I was pointed at a very interesting site, Sexual Intelligence, by a post to a homeschooling list about some admirable teens who were among the 2002 Sexual Intelligence Award Winners.
Speak Out! Teen Group
It started out innocently enough last fall. A few high school kids in Santa Ana, CA started talking about how their friends were getting pregnant. They realized that their health class wasn’t helping. All it said about sex was “wait until marriage.” Their textbook didn’t help either. It said “wait until marriage.” The students knew they needed more.
They decided to organize and collect information about teen pregnancy locally, and how it could be reduced. They examined various sex education curricula and learned how some, like the abstinence-only program in their school district, were far less effective than others. They received encouragement and technical support from the Campfire USA Speak Out! program, where they also learned research methodology and presentation skills.
They started talking to everyone about the issue. Surveying other students, they discovered 60% were already sexually active. No wonder a sex-ed program with the single focus “don’t do it” wasn’t helping—students were already doing it. Further surveys discovered that the curriculum improvements they wanted were supported by 90% of the district’s parents and a majority of their health teachers.
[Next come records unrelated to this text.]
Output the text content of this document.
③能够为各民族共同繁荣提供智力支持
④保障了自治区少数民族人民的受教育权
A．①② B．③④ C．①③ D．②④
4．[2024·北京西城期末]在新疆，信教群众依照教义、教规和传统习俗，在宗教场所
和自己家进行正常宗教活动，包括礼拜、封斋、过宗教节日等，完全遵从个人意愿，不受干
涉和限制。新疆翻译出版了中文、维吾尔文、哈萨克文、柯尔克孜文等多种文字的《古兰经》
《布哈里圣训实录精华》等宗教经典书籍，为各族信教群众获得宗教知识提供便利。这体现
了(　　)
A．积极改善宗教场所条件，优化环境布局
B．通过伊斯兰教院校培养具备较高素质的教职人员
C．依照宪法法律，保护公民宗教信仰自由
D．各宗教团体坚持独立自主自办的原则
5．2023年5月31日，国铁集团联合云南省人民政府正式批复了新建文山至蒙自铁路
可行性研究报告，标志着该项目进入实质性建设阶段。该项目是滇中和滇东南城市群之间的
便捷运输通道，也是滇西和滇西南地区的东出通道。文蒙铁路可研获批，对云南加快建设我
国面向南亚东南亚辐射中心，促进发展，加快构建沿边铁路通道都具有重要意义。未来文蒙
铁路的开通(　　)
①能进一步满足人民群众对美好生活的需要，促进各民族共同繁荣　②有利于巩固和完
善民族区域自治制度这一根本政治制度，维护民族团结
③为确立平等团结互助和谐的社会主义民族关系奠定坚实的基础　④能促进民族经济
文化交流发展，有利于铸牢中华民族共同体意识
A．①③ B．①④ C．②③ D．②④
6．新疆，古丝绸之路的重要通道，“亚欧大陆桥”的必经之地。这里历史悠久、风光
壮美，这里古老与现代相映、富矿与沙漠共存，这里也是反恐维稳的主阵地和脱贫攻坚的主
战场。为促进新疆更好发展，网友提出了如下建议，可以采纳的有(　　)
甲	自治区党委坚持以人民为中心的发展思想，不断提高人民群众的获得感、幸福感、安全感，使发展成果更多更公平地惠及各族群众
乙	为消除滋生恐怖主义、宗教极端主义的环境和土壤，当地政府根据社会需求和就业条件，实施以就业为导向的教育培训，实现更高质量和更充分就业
When they finally got their chance to address the school board, the teens were ready with statistics, survey results, and emotions. Board members were deeply impressed by the kids’ work and their desire for information and guidance relevant to their lives. The Board has established a committee to look into the problem—the “problem” that students want better education. We hope they’ll understand their kids’ needs as well as the kids do.
Honorable mention goes to Campfire USA, which encouraged the students’ civic involvement, and secured funding for it. We also salute the California Wellness Foundation for funding the project. The 15 teens themselves are hereby recognized for spreading sexual intelligence–among their peers and among the adults in charge of their well-being.